> While 63,841 men and women were called in for the examination of persons liable for military service in 2012 (mandatory for men), 9265 were conscripted
Good catch... I wasn't reading thoroughly enough...
I went back and looked at the data in the study to see whether it used the preliminary research or only for successfully recruited candidates and discovered this:
"Cohorts born before 1962 were subject to a different scoring norm,
and cohorts born later than 1991 faced a radically different conscription
process with less than 50% invited for in-person testing after completing a
web-administered survey. As a result, representative data are not available
for later birth cohorts. Data for immigrants are excluded as information on
full family size and exact birth order is of lesser quality, while selection into
scoring is markedly different as immigrants typically do not face mandatory
conscription testing but need to self-select into conscription."
So it seems the preliminary examination does not include enough information or the conscription in general has changed to radically for that information to be reliable.
That's a confusing Wikipedia article.
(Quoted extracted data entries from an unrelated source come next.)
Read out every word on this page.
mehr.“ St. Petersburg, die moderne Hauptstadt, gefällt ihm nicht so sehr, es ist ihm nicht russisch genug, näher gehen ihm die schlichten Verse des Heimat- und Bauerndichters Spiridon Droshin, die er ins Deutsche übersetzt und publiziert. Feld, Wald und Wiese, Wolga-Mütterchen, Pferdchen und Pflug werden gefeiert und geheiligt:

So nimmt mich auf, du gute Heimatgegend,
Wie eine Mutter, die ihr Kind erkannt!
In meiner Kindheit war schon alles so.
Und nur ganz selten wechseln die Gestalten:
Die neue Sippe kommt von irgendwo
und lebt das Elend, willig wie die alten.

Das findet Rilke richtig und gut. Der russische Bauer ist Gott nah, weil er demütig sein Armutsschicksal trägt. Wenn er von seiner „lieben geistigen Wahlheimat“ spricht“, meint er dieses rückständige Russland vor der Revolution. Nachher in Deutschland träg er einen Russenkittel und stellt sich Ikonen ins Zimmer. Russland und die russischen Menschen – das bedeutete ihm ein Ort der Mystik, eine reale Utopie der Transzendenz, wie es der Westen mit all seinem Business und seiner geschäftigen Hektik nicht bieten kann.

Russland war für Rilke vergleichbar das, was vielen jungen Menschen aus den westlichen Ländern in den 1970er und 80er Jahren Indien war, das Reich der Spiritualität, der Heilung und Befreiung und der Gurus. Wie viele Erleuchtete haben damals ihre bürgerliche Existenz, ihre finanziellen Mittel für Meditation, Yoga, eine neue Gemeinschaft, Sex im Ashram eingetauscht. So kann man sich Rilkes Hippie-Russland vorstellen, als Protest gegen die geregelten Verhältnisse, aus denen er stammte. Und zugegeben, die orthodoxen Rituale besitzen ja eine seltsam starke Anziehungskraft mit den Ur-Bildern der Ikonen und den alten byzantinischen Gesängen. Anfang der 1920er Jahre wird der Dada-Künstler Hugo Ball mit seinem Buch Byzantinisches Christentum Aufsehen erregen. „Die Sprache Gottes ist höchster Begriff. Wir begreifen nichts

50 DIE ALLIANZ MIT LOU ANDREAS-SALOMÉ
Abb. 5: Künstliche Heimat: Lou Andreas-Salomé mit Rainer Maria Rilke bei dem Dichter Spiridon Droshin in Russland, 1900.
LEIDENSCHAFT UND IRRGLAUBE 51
It also says:
> Since 1985, women have been able to enlist for voluntary service as regular recruits.[citation needed] On 14 June 2013, the Norwegian Parliament voted to extend conscription to women.[15] In 2015 conscription was extended to women making Norway the first NATO member and first European country to make national service compulsory for both men and women.[16] There is a right of conscientious objection.[citation needed]
So at least since 2015, all men and women called in were apparently tested.
Sounds like all men are tested, not all serve.